Reported mixed-sex breaches fall by 83 per cent since December 2010
Fewer patients are suffering the indignity of staying in mixed sex accommodation, according to new figures out today.
Since December 2010, when the monthly collection of mixed sex accommodation was introduced, the number of breaches has dropped from 11,802 to 2,011 – a decrease of 83 per cent.
In May 2011, hospitals reported that 2,011 patients were placed in mixed-sex accommodation without any justification. This compares to 2,660 for April 2011 – a decrease of 24 per cent.
The data, published online at individual hospital level, also shows that:
• 103 Acute Trusts (62 per cent) reported zero sleeping breaches (compared to 59 per cent in April 2011).
• 42 Acute Trusts reported a reduction in the number of breaches in May 2011.
Commenting on the statistics published today, Health Minister Simon Burns said:
“Today’s figures show that the tough action we have taken is having a sustained impact on reducing mixed sex accommodation breaches. Greater transparency has now driven down breaches by more than 80 per cent since December. I’d like to pay tribute to all the NHS staff across the country who have worked so hard to make this happen.
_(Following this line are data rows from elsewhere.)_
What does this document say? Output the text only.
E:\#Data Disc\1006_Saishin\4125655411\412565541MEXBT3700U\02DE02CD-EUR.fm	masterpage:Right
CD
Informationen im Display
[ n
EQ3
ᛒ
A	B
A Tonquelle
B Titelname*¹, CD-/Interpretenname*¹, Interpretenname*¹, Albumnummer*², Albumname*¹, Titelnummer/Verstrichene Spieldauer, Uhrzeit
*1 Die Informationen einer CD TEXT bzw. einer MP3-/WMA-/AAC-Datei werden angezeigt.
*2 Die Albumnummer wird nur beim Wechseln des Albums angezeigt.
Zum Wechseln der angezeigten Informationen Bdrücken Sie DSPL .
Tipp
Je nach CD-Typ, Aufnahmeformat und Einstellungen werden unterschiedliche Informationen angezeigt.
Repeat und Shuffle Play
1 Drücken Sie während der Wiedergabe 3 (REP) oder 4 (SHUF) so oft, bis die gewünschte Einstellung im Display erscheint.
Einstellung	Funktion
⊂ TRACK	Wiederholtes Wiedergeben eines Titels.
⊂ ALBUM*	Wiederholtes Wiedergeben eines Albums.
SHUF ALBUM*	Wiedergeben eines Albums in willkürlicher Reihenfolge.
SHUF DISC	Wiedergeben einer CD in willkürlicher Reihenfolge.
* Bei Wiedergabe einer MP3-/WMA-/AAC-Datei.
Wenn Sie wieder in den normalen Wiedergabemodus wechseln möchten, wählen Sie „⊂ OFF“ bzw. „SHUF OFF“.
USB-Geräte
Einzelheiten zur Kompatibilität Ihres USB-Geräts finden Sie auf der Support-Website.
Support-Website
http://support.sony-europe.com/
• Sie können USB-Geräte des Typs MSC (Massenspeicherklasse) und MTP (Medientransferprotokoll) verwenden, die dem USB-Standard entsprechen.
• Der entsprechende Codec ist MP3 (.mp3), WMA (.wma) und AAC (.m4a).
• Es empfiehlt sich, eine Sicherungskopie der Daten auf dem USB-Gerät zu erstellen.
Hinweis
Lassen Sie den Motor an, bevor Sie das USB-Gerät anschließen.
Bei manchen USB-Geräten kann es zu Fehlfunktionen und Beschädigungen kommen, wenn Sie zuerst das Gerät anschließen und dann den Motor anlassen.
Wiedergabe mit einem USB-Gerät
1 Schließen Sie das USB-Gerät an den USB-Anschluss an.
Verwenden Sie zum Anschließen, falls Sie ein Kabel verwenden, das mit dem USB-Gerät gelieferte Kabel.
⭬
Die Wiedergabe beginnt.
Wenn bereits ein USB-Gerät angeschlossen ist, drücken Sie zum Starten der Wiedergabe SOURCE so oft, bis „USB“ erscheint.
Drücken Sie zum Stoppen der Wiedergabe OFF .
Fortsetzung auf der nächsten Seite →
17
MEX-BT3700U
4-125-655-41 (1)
“However, there are still too many breaches. This is why hospitals face fines of £250 for every breach, which can then be reinvested back into patient care.”
Notes to editors
1. A full statistical press notice with further explanatory notes, and detailed tables by provider and commissioner can be found via the following link:
2. Hospital site-level data is also available on the NHS Choices website (www.nhs.uk).
3. A breach of the policy occurs each time an admitted patient is placed in MSA outside the terms of the policy, i.e. it is not in their overall best interests and/or does not reflect their personal choice.
4. Central reporting covers MSA breaches in respect of sleeping accommodation only. The NHS is also required to monitor locally all mixed-sex sharing of bathroom / toilet facilities (including passing through accommodation or toilet/bathroom facilities used by the opposite gender), and all mixed provision of day space in mental health units at a local level.
5. These figures have been reported directly by provider organisations and will now be scrutinised by PCTs to ensure that mixing genuinely takes place only when it is in the patient's best interests.
6. Background on fines for the NHS regarding Mixed Sex Accommodation
Fines are set through the contracts between commissioning (PCTs) and provider organisations (acute, community and mental health trusts). Prior to June 2010, the contract requirements stipulated that any breaches would incur a fine however short the breach, equivalent to the cost of the service or treatment for the procedure in question - for example, a patient in hospital for a hip operation would incur a fine of £5600, but a patient in hospital for a hernia operation, would incur a fine of £959. Under this system fines could varying dramatically and there is little evidence of them being applied where breaches occurred.
In the period from August to January, the Department worked to strengthen the system within the current contract, so that commissioners would have the discretion on the level of fine they could impose to take into account for example the length of time of the breach - strengthening the system by ensuring there were no longer excuses for more proportionate fines not being applied.
The new contract began in April 2011, will simplify and strengthen sanctions further - a flat rate of £250 per patient affected per day will be charged. It will be kept under regular review to ensure it is fair and appropriate.
7. MSA breach rate indicator
The MSA breach rate is the number of breaches of mixed-sex accommodation sleeping accommodation per 1,000 Finished Consultant Episodes.
An MSA breach rate indicator was developed because a simple count of the number of MSA breaches does not provide a fair comparison across healthcare providers. Raw numbers alone do not take into account the size of an organisation and it would be unfair to classify large acute providers as "worst performing” compared to other, smaller providers, as they handle larger volumes of admitted patients and therefore the possibility of mixing patients is greater. The MSA breach rate indicator gives us the ability to compare healthcare providers with others, or to compare change over time. It can tell us how a provider is "performing” in relation to other similar organisations, or the national average, and whether they are improving or getting worse.